The remainder of cases present as sPCL: leukemic transformations of relapsed or refractory myeloma that affect up to 4% of myeloma patients, although incidence rates of sPCL appear to be climbing, note authors of the new consensus recommendations. Relatively little is known about the epidemiology of PCL, but it appears to be more common among African Americans than Caucasians (as is also the case for myeloma), they write.

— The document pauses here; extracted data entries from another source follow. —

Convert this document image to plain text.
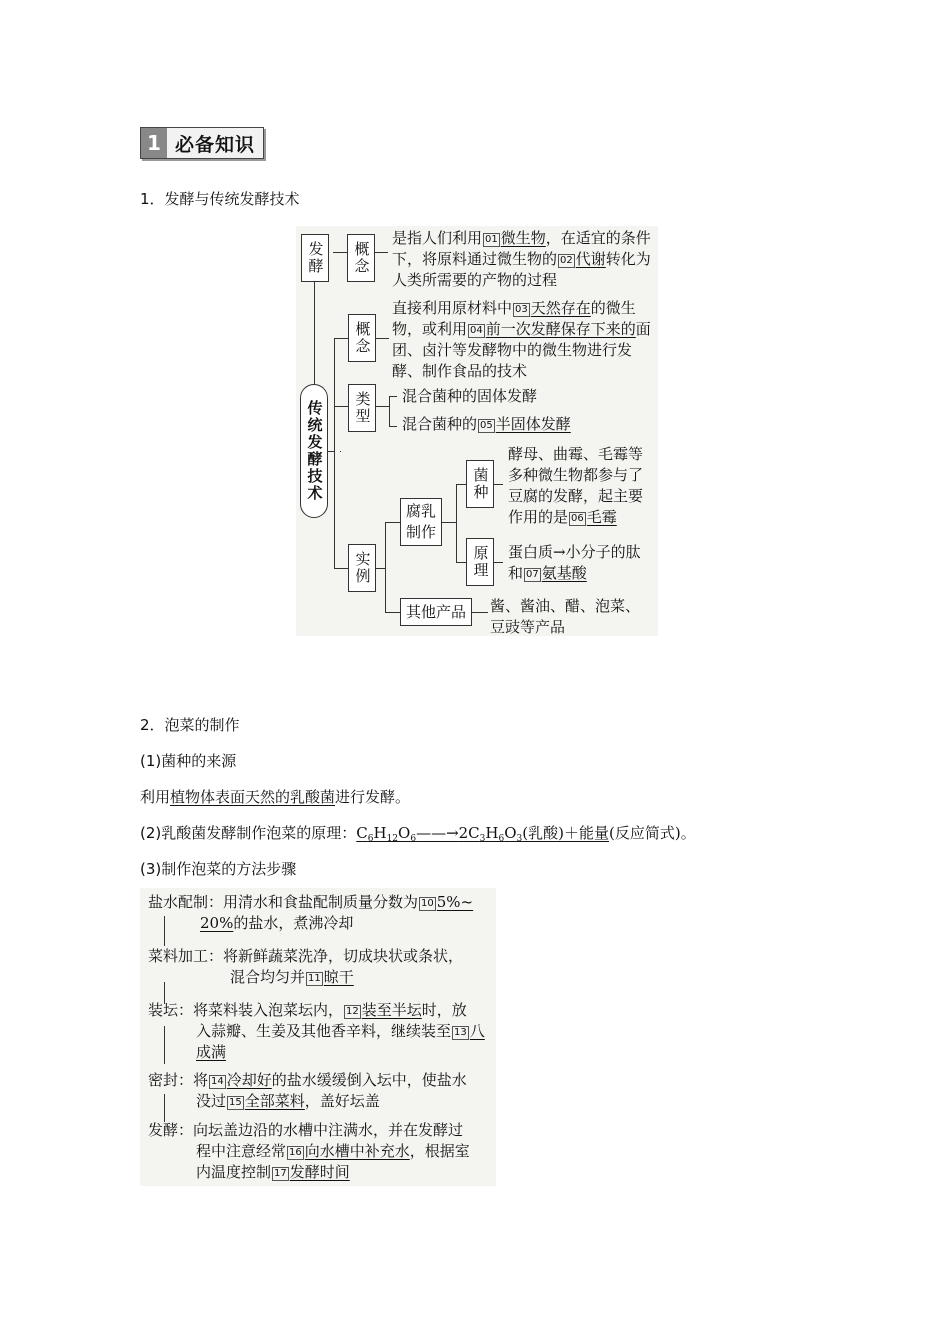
1 必备知识
1．发酵与传统发酵技术
发酵	概念
是指人们利用 01 微生物，在适宜的条件下，将原料通过微生物的 02 代谢转化为人类所需要的产物的过程
传统发酵技术
概念
直接利用原材料中 03 天然存在的微生物，或利用 04 前一次发酵保存下来的面团、卤汁等发酵物中的微生物进行发酵、制作食品的技术
类型	混合菌种的固体发酵
混合菌种的 05 半固体发酵
实例
腐乳制作
菌种
酵母、曲霉、毛霉等多种微生物都参与了豆腐的发酵，起主要作用的是 06 毛霉
原理	蛋白质→小分子的肽和 07 氨基酸
其他产品	酱、酱油、醋、泡菜、豆豉等产品
2．泡菜的制作
(1)菌种的来源
利用植物体表面天然的乳酸菌进行发酵。
(2)乳酸菌发酵制作泡菜的原理：$C_6H_{12}O_6——\to 2C_3H_6O_3$(乳酸)＋能量(反应简式)。
(3)制作泡菜的方法步骤
盐水配制：用清水和食盐配制质量分数为 10 5%~
20%的盐水，煮沸冷却
菜料加工：将新鲜蔬菜洗净，切成块状或条状，
混合均匀并 11 晾干
装坛：将菜料装入泡菜坛内， 12 装至半坛时，放
入蒜瓣、生姜及其他香辛料，继续装至 13 八
成满
密封：将 14 冷却好的盐水缓缓倒入坛中，使盐水
没过 15 全部菜料，盖好坛盖
发酵：向坛盖边沿的水槽中注满水，并在发酵过
程中注意经常 16 向水槽中补充水，根据室
内温度控制 17 发酵时间
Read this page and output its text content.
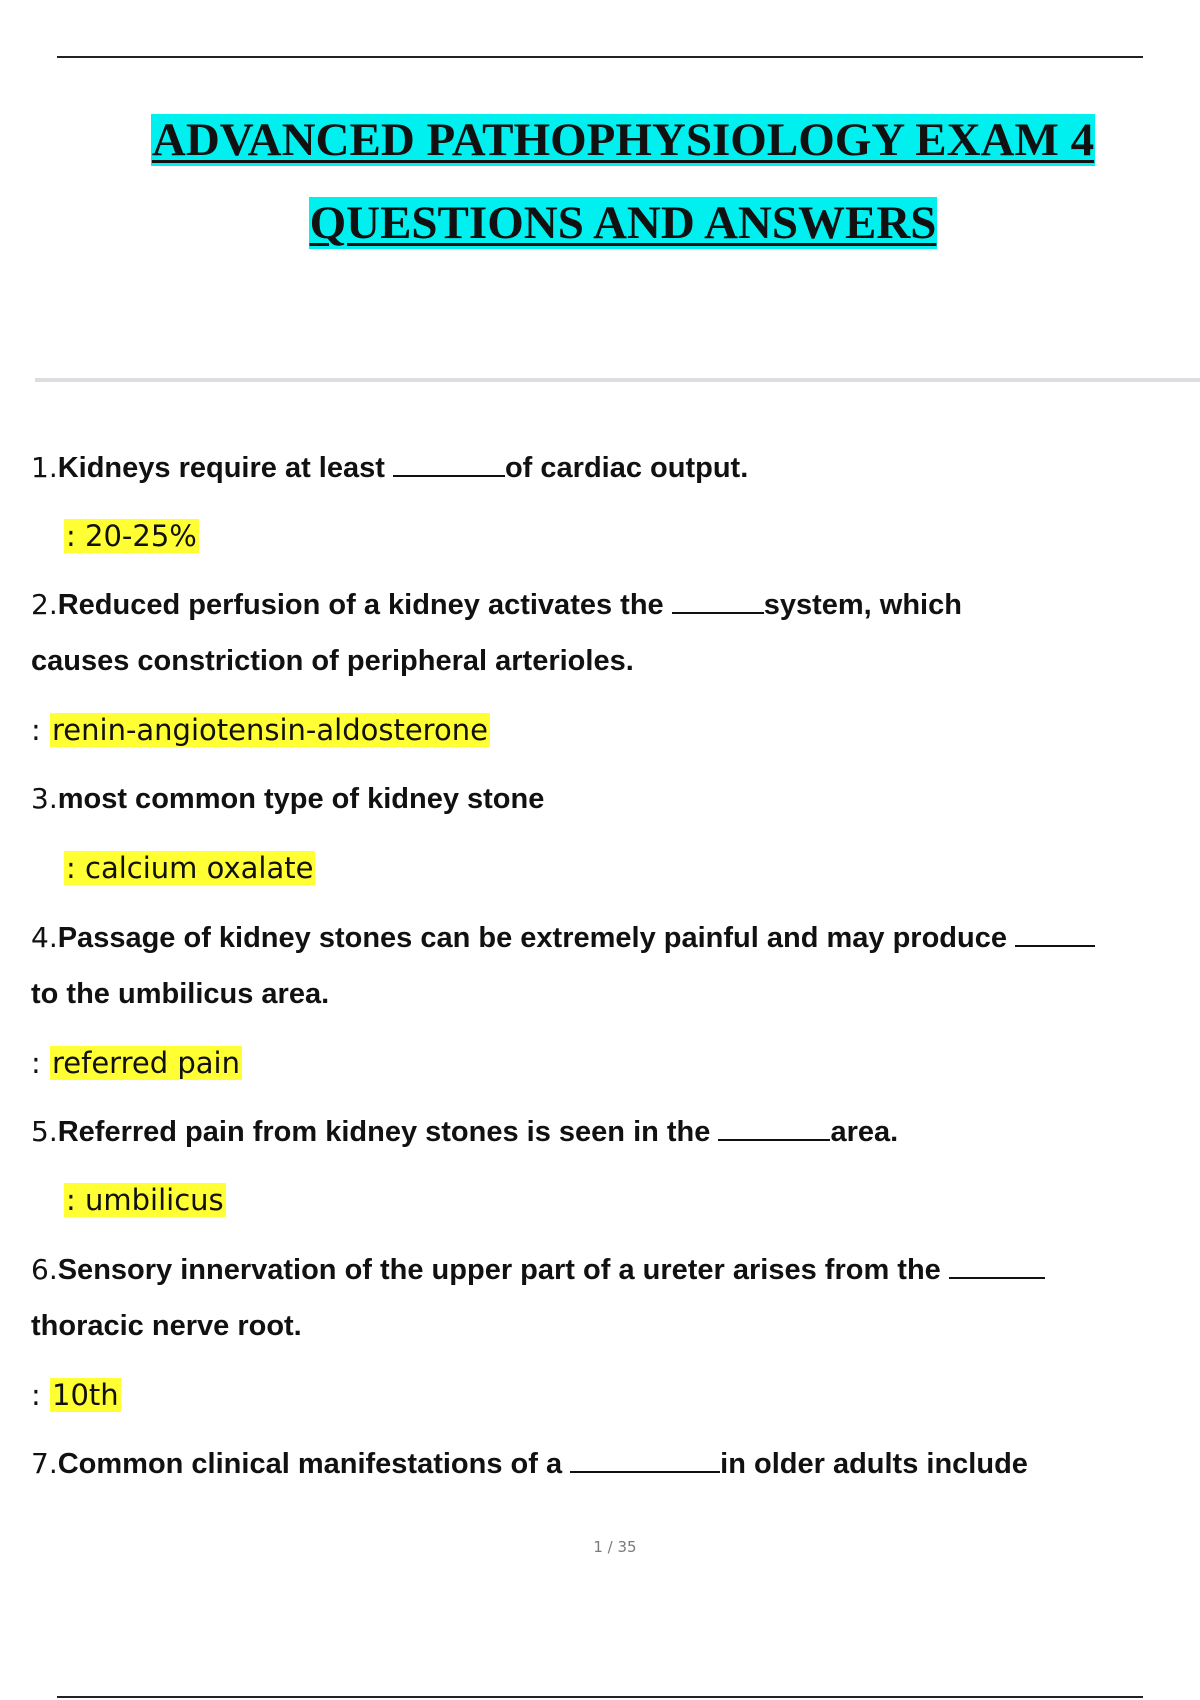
ADVANCED PATHOPHYSIOLOGY EXAM 4
QUESTIONS AND ANSWERS
1.Kidneys require at least	of cardiac output.
: 20-25%
2.Reduced perfusion of a kidney activates the	system, which
causes constriction of peripheral arterioles.
: renin-angiotensin-aldosterone
3.most common type of kidney stone
: calcium oxalate
4.Passage of kidney stones can be extremely painful and may produce
to the umbilicus area.
: referred pain
5.Referred pain from kidney stones is seen in the	area.
: umbilicus
6.Sensory innervation of the upper part of a ureter arises from the
thoracic nerve root.
: 10th
7.Common clinical manifestations of a	in older adults include
1 / 35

“pPCL is observed in younger patients than multiple myeloma (MM), with an increased incidence of light-chain only (Bence Jones) type,” the consensus recommendations state. “The clinical picture is characterized by an aggressive clinical presentation with high tumor burden, high proliferative index (that is, S-phase DNA), rapid clinical course, leukocytosis, extramedullary involvement, marked bone marrow infiltration by immature plasma cells and high LDH serum levels. Finally, the presentation of relapsed pPCL routinely mimics the initial clinical picture.”

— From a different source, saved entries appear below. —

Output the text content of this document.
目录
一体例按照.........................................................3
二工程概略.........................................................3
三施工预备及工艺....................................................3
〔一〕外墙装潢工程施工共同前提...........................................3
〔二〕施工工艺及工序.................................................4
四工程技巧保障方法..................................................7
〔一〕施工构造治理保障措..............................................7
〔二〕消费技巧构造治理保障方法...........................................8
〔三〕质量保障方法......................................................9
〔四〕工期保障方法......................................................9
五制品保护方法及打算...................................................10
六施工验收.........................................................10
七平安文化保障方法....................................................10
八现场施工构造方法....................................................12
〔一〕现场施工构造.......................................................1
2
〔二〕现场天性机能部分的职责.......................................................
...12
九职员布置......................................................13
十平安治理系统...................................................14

Diagnostic Criteria Recommendations
Diagnostic criteria were originally published in 1974, involving circulating plasma cells of 20% or higher and an absolute count greater than 2 x 109 plasma cells per liter in peripheral blood. These criteria have not been studied prospectively to identify possible changes and “(p)robably only one of these criteria should be sufficient for the diagnosis” of PCL, the Working Group notes.
It is “important to recognize that the presence of circulating plasma cells is not always indicative of PCL, as the presence of a significant number of polyclonal peripheral blood plasma cells can be transiently observed in non-malignant conditions, such as severe sepsis, infectious mononucleosis, and particularly, serum sickness,” they write.

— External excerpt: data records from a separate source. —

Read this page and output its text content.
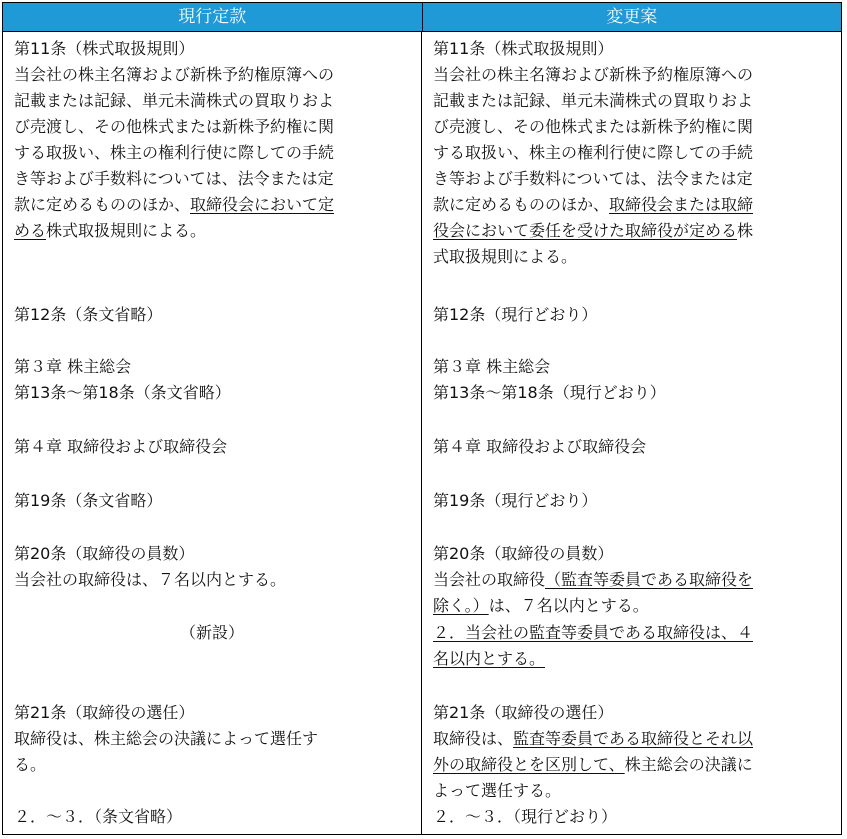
現行定款	変更案
第11条（株式取扱規則）
当会社の株主名簿および新株予約権原簿への
記載または記録、単元未満株式の買取りおよ
び売渡し、その他株式または新株予約権に関
する取扱い、株主の権利行使に際しての手続
き等および手数料については、法令または定
款に定めるもののほか、取締役会において定
める株式取扱規則による。
第12条（条文省略）
第３章 株主総会
第13条～第18条（条文省略）
第４章 取締役および取締役会
第19条（条文省略）
第20条（取締役の員数）
当会社の取締役は、７名以内とする。
（新設）
第21条（取締役の選任）
取締役は、株主総会の決議によって選任す
る。
２．～３．（条文省略）
第11条（株式取扱規則）
当会社の株主名簿および新株予約権原簿への
記載または記録、単元未満株式の買取りおよ
び売渡し、その他株式または新株予約権に関
する取扱い、株主の権利行使に際しての手続
き等および手数料については、法令または定
款に定めるもののほか、取締役会または取締
役会において委任を受けた取締役が定める株
式取扱規則による。
第12条（現行どおり）
第３章 株主総会
第13条～第18条（現行どおり）
第４章 取締役および取締役会
第19条（現行どおり）
第20条（取締役の員数）
当会社の取締役（監査等委員である取締役を
除く。）は、７名以内とする。
２．当会社の監査等委員である取締役は、４
名以内とする。
第21条（取締役の選任）
取締役は、監査等委員である取締役とそれ以
外の取締役とを区別して、株主総会の決議に
よって選任する。
２．～３．（現行どおり）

The consensus recommendations for diagnosis include careful conventional microscopic examination of peripheral blood for all patients with myeloma who present with suspected PCL (e.g., leukocytosis and elevated LDH), the Working Group recommends.
“If there are more than 20% circulating plasma cells and/or an absolute count greater than 2 x 109/L plasma cells, the diagnosis of PCL should be established” but lower peripheral blood plasma counts (≥5% peripheral blood plasma cells and/or an absolute number ≥0.5 x 109/L) should be recorded” to revisit PCL diagnosis.
The distinct biology of PCL from MM offers additional diagnostic criteria, the authors concluded.
“Plasma cells from patients with PCL overlap in antigenic expression with those of patients with MM,” they write. “However, CD20 (higher), CD56 (lower), CD117 (lower), and HLA-DR (lower) may be useful for both discrimination of PCL and MM and for follow-up studies.”
Further research should be undertaken to assess inclusion of flow cytometry for early detection of PCL and the pathogenic role of surface cell molecules driving extramedullary spread, the authors urge.
The consensus statement on PCL diagnosis also implores “mandatory” cytogenetic and FISH studies on bone marrow.
“On cytogenetics, the karyotype is frequently complex and demonstrates hypodiploidy,” they note. “With FISH analysis, careful attention should be paid to the most frequently reported alterations: (t(11;14) as well as to chromosome 1 and 17 abnormalities, particularly 1q+ and del17p.”